Pineal gland; day and night; and mixed tissue, day; polyA (Rat)
Specimens
Pools of 6 rat pineal glands were collected at mid-day (ZT7) and mid-night (ZT19) from animals housed in a 14:10 light:dark lighting cycle. In addition, a mixed tissue sample was prepared from material collected from three rats at ZT7. The tissues were: cortex, cerebellum, midbrain, hypothalamus, hindbrain, spinal cord, retina, pituitary, heart, liver, lung, kidney, skeletal muscle, small intestine, adrenal gland.
RNA Preparation
Samples of tissue from the three animals were mixed. Total RNA was extracted using an RNeasy Kit with on-column DNase treatment. To prepare the mixed tissue sample, equal amounts of RNA from each of the 15 tissues were combined.
RNA-Seq library preparation and sequencing
Total RNA (10 ug) from the pineal gland pools and mixed tissue samples was polyA-selected, fragmented and sequenced on an Illumina GAII machine, yielding paired-end 51-mer reads.
Bioinformatics methods
See bioinformatics methods for details.
lncRNA
To identify lncRNAs in the original study, reads were aligned to the rat rn4 assembly and used a windowing method along with manual curation and thresholding to detect candidate lncRNAs. An alternative approach is presented here, aligning to the rn6 assembly and taking advantage of recent advantages in software tools.
For each sample, StringTie was used to generate a GFF file for each sample (rat-polyA day, night, and mixed) from the aligned BAM files. Identified transcripts from each samples were combined and then merged with the reference annotation for rn6. In addition, the original lncRNA coordinates, which were originally aligned to rn4, were lifted over to rn5 and then to rn6. The minimum ratio of bases that must be kept was lowered to 0.5 to keep all lncRNAs. StringTie transcripts that overlapped a known gene were filtered out with bedtools intersect -v.

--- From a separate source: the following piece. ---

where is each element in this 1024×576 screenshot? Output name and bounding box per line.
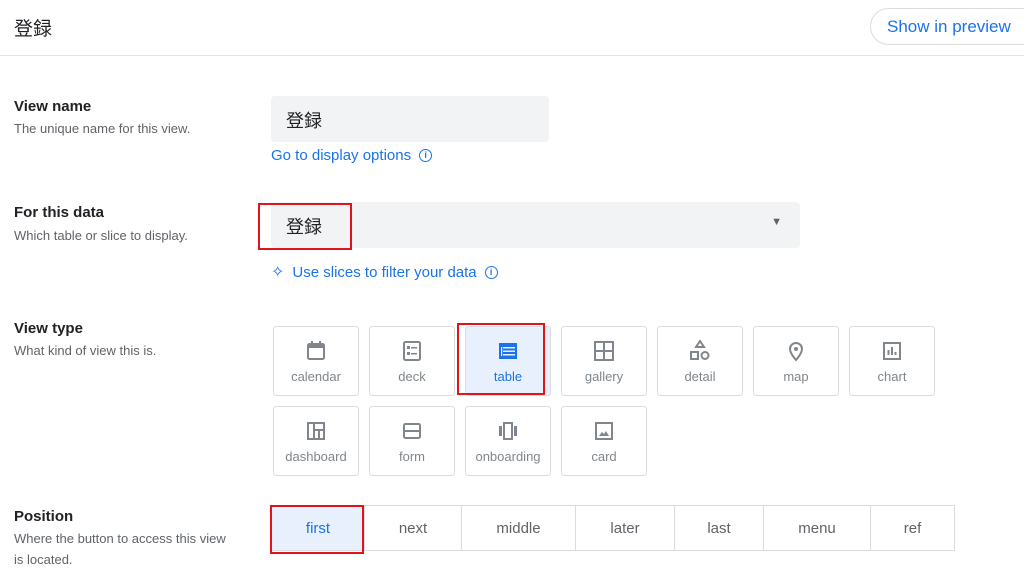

On these data, StringTie reports many fragmented regions that should be merged into larger lncRNAs to be consistent with the manual curation from the original lncRNA calls. To determine appropriate parameters for merging, bedtools intersect was used to select StringTie peaks overlapping with the originally-defined, lifted-over lncRNA coordinates. Based on the histogram of inter-feature distances within this subset, 25% of distances were within 863.0 bp, 50% at 3688 bp and 75% at 14219 bp.
The un-merged StringTie transcripts were sorted and filtered to remove any that overlapped with a known gene, and then merged using merge distances of 2.5kb, 5kb, 10kb, and 15kb, consistent with the intra-lncRNA inter-feature distances described above. The track hub linked above shows the 10kb merge version.
References
(1) Coon SL, Munson PJ, Cherukuri PF, Sugden D, Rath MF, Møller M, Clokie SJ, Fu C, Olanich ME, Rangel Z, Werner T; NISC Comparative Sequencing Program, Mullikin JC, Klein DC. Circadian changes in long noncoding RNAs in the pineal gland Proc Natl Acad Sci U S A. 2012 Aug 14;109(33):13319-24.doi: 10.1073/pnas.1207748109. Epub 2012 Aug 3.
Note: In some cases, the mixed tissue values for selected genes are exceptionally high because that gene is very highly expressed in only one tissue, e.g., Rho and GH are strongly expressed only in the retina and pituitary gland, respectively.